Buona parte del corpo della ricerca si articola in più paragrafi dove si illustra la grande eterogeneità dei risultati, che comporta un’impossibilità da parte degli autori di trarre conclusioni precise e univoche. In linea generale però si conferma che il rapporto tra le dimensioni dei denti e la qualità alimentare è, almeno in parte, dipendente dalle dimensioni del cervello nei primati non umani. Infatti, la teoria dell’expensive-tissue, che sostiene che all’aumento dei costi energetici del cervello consegue un “sacrificio” in termini di diminuzione delle richieste energetiche da parte di altri tessuti, con conseguente perdita di massa e prestazioni, è applicabile solo al genere Homo.
Si asserisce inoltre che se la qualità della dieta, compresa quella caratterizzata da alimenti cucinati non cotti e non trattati a livello extraorale, è il tramite funzionale che avrebbe portato alle tendenze opposte di molarizzazione ed encefalizazione mostrate dai membri di Homo, è necessario trovare un meccanismo che opera in questo senso ed esclusivo per Homo.
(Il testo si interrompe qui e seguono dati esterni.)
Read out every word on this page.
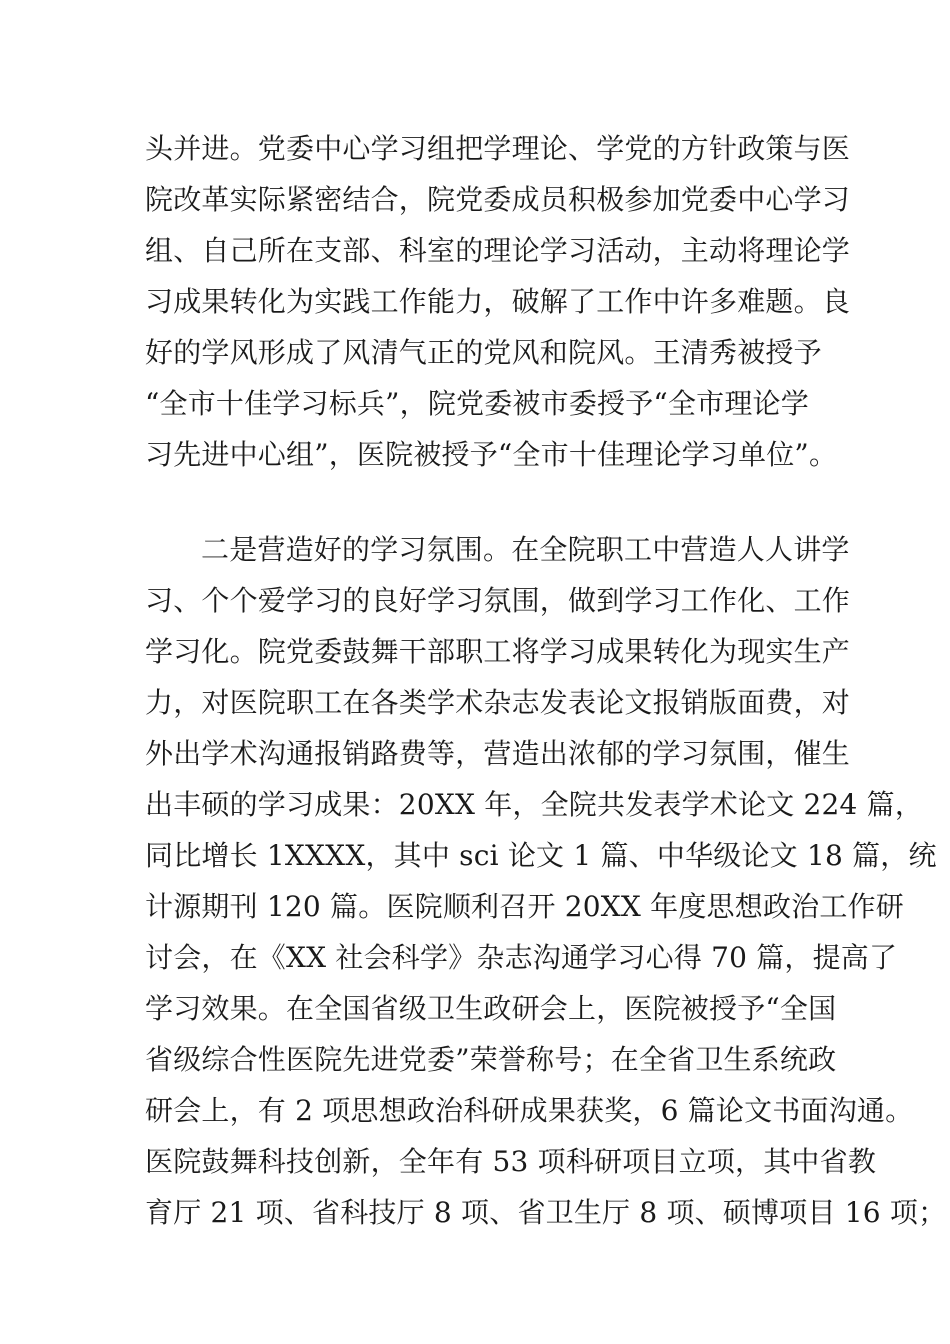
头并进。党委中心学习组把学理论、学党的方针政策与医
院改革实际紧密结合，院党委成员积极参加党委中心学习
组、自己所在支部、科室的理论学习活动，主动将理论学
习成果转化为实践工作能力，破解了工作中许多难题。良
好的学风形成了风清气正的党风和院风。王清秀被授予
“全市十佳学习标兵”，院党委被市委授予“全市理论学
习先进中心组”，医院被授予“全市十佳理论学习单位”。
二是营造好的学习氛围。在全院职工中营造人人讲学
习、个个爱学习的良好学习氛围，做到学习工作化、工作
学习化。院党委鼓舞干部职工将学习成果转化为现实生产
力，对医院职工在各类学术杂志发表论文报销版面费，对
外出学术沟通报销路费等，营造出浓郁的学习氛围，催生
出丰硕的学习成果：20XX 年，全院共发表学术论文 224 篇，
同比增长 1XXXX，其中 sci 论文 1 篇、中华级论文 18 篇，统
计源期刊 120 篇。医院顺利召开 20XX 年度思想政治工作研
讨会，在《XX 社会科学》杂志沟通学习心得 70 篇，提高了
学习效果。在全国省级卫生政研会上，医院被授予“全国
省级综合性医院先进党委”荣誉称号；在全省卫生系统政
研会上，有 2 项思想政治科研成果获奖，6 篇论文书面沟通。
医院鼓舞科技创新，全年有 53 项科研项目立项，其中省教
育厅 21 项、省科技厅 8 项、省卫生厅 8 项、硕博项目 16 项；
Date queste premesse, gli autori assumono che i muscoli temporali (tra i principali muscoli masticatori) possano essere dimensionalmente correlati ai denti e che quindi il cambiamento della dimensione di tali muscoli possa comportare il cambiamento della dimensione dei denti post-canini. Come mai allora in Homo avviene il fenomeno inverso?
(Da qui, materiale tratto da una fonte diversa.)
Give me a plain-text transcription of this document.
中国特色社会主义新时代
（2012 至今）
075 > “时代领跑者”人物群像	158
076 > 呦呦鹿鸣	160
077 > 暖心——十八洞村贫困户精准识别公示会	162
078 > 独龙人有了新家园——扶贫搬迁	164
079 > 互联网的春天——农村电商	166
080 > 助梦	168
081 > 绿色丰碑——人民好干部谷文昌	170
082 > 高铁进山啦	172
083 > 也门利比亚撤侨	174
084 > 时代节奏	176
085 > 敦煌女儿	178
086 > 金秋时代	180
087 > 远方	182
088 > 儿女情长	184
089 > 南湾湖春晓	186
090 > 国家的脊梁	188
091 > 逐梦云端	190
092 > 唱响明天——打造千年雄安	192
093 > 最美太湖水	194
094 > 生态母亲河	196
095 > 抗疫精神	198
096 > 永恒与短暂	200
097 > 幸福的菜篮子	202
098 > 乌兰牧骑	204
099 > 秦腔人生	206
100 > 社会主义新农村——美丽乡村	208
Come possibile spiegazione è stata proposta l’inattivazione del gene MYH16 che, a partire da 2,4 milioni di anni fa, avrebbe bloccato l’ipertrofia del muscolo temporale -effetto del gene nonché ostacolo per l’encefalizzazione- con conseguente impedimento dell’accrescimento dentale. Ipotesi che non è stata esente da scetticiscmi e critiche. 
La seconda ipotesi, complementare e non alternativa, proviene da una scoperta recente. E’ forse un caso, ma contemporaneamente alla disattivazione di MYH16, il gene SRGAP2, che codifica una proteina adibita al trasferimento dei neuroni immaturi dalle zone di formazione verso i siti finali, avrebbe ad un certo punto sintetizzato una versione abbreviata della stessa, capace di incrementare la velocità di trasferimento dei neuroni. In altre parole avrebbe permesso la formazione della nostra neocorteccia.
Ecco quindi che la genetica porta il suo contributo nel cercare le meccaniche (genetiche) del processo: la disattivazione del gene MYH16 che avrebbe provveduto a bloccare la crescita dei denti, e la contemporanea modifica del gene SRGAP2 che avrebbe provveduto all’encefalizzazione. 
Anatomia comparata, genetica e teorie speculative come quella della sopradescritta expensive tissue in tutte le sue varianti sono gli strumenti più utilizzati nello studio dell’encefalizzazione e del suo rapporto con l’evoluzione anatomica e fisiologica. Un argomento per il quale la ricerca si è sempre dimostrata molto attiva e che ha ancora molto su cui lavorare.